Mas tem mais. Fui paralisado na última semana pela constatação de que as impolutas consciências que gritavam a plenos pulmões pela defesa da ética, da honestidade, do combate à corrupção, da reconstrução do país possuem trajetórias capazes de envergonhar o mais polêmico galã dos contos de Nélson Rodrigues. Como não ficar boquiaberto vendo um Paulo Maluf, um Eduardo Cunha, um Miguel Haddad (conhecida figura política de Jundiaí, onde morei por quase vinte anos) apresentarem-se como defensores da moral e dos bons costumes? Que dizer de alguém que defende, em cadeia nacional de televisão e mediante amplíssima cobertura da internet, a tortura institucionalizada pelo DOI-CODI nos sombrios anos da ditadura civil-militar, que demonstra inegável orgulho ao fazê-lo e que, minutos depois, ofende um colega parlamentar com palavras de baixo calão e ofensas impronunciáveis de cunho homofóbico? Isso tudo, não esqueçamos, no espaço projetado para servir de palco de atuação da representação da sociedade brasileira. E o deputado pernambucano que votou contra o impeachment em nome de uma dinastia atuante já nos tempos do Império, quando seus antepassados mataram e morreram no movimento que entrou para a posteridade com o nome de Revolução Praieira? Como explicá-lo?

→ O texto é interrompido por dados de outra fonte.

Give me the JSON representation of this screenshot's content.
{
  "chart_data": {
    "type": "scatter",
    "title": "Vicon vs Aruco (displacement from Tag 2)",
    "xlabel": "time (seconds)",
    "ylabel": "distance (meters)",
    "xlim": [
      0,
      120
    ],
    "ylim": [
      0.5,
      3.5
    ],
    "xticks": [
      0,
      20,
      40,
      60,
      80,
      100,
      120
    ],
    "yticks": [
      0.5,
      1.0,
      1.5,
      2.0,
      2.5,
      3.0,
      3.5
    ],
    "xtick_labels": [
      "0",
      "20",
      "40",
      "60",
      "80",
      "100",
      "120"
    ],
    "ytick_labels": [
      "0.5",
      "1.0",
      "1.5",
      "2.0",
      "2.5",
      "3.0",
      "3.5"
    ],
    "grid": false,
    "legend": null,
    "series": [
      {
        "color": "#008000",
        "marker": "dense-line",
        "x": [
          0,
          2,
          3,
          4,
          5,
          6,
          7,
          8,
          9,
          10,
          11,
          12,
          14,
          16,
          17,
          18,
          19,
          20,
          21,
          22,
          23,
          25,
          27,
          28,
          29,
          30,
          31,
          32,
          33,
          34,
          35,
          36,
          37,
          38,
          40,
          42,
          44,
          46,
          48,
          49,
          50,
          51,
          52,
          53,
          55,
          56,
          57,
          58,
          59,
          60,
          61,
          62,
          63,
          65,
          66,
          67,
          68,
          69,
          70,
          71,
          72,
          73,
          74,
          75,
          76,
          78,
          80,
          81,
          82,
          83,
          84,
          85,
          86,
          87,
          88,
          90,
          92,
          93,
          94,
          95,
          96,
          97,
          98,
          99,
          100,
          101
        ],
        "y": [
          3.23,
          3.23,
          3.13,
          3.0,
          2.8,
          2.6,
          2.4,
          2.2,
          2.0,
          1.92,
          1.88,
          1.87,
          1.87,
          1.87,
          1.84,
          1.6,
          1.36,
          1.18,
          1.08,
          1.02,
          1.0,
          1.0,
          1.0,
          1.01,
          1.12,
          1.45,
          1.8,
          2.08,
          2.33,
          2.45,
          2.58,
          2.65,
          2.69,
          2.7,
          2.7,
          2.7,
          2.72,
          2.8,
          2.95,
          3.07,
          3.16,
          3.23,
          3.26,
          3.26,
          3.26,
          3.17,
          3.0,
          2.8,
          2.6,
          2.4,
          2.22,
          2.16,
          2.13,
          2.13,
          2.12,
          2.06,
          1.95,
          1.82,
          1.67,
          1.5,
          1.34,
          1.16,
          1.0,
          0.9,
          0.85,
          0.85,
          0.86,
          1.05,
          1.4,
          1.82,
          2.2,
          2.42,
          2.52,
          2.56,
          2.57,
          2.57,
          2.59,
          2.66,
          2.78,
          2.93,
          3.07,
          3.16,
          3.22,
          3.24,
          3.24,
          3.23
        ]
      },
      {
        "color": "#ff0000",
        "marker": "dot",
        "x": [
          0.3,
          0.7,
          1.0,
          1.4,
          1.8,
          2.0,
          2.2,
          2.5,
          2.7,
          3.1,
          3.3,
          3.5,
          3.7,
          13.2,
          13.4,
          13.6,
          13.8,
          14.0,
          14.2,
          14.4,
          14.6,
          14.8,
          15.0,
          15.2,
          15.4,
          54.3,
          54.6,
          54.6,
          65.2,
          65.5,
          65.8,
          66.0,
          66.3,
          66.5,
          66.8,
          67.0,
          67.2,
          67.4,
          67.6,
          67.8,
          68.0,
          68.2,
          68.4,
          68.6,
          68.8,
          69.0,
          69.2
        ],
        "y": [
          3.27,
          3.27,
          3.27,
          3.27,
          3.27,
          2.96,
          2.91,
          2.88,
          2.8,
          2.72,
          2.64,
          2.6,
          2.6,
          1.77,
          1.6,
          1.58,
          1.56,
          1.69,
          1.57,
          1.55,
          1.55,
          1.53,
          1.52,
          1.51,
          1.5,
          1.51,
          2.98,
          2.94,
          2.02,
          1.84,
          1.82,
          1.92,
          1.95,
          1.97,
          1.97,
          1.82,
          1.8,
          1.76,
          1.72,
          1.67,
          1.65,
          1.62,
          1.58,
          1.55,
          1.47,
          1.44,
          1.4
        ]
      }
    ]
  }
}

Tudo em nome da mudança. Sempre em defesa da esperança. Porque é preciso construir o novo, abandonar o passado. É preciso “virar a página da história” e iniciar uma nova, na qual o desenvolvimento seja a pedra de toque e a justiça econômica e social seja o mantra entoado por todos. Porque é preciso permitir que, mais uma vez, a história se faça presente entre nós, travestida de futuro promissor. É preciso que erros sejam repetidos para que tudo se acerte. É preciso abrir caminho para que a múmia milenar, com roupas reluzentes e maquiagem retocada, possa dançar, deslumbrante, sua valsa de debutante inédita, porém repetida ao longo de séculos de trajetória da nacionalidade brasileira. Não, caros leitores, a história não se repete! São os homens que insistem em repetir a incompreensível alquimia que permite trazer de volta à vida sombras e fantasmas que se imaginavam já exorcizados. É a mudança sempre chegando para deixar tudo igual. É a esperança se renovando sobre os mesmos vícios. São os nomes se reinventando para continuarem os mesmos.
Desculpem, prezados amigos, mas hoje não sei se escrevi sobre história ou sobre atualidade. Só sei que não consigo lidar bem, nestes dias, nem com um nem com outro. E sei também que o futuro nunca se pareceu tanto com o passado. Dois tempos que se fundem em um presente conturbado, no qual não sabemos bem em que época estamos, e no qual o Brasil profundo se encontra consigo mesmo, revigorado por vícios seculares. Que venha o porvir! E que nós, historiadores, voltemos a ser capazes de visualizá-lo, identificá-lo, compreendê-lo e explicá-lo, de modo imparcial e científico. Até a próxima!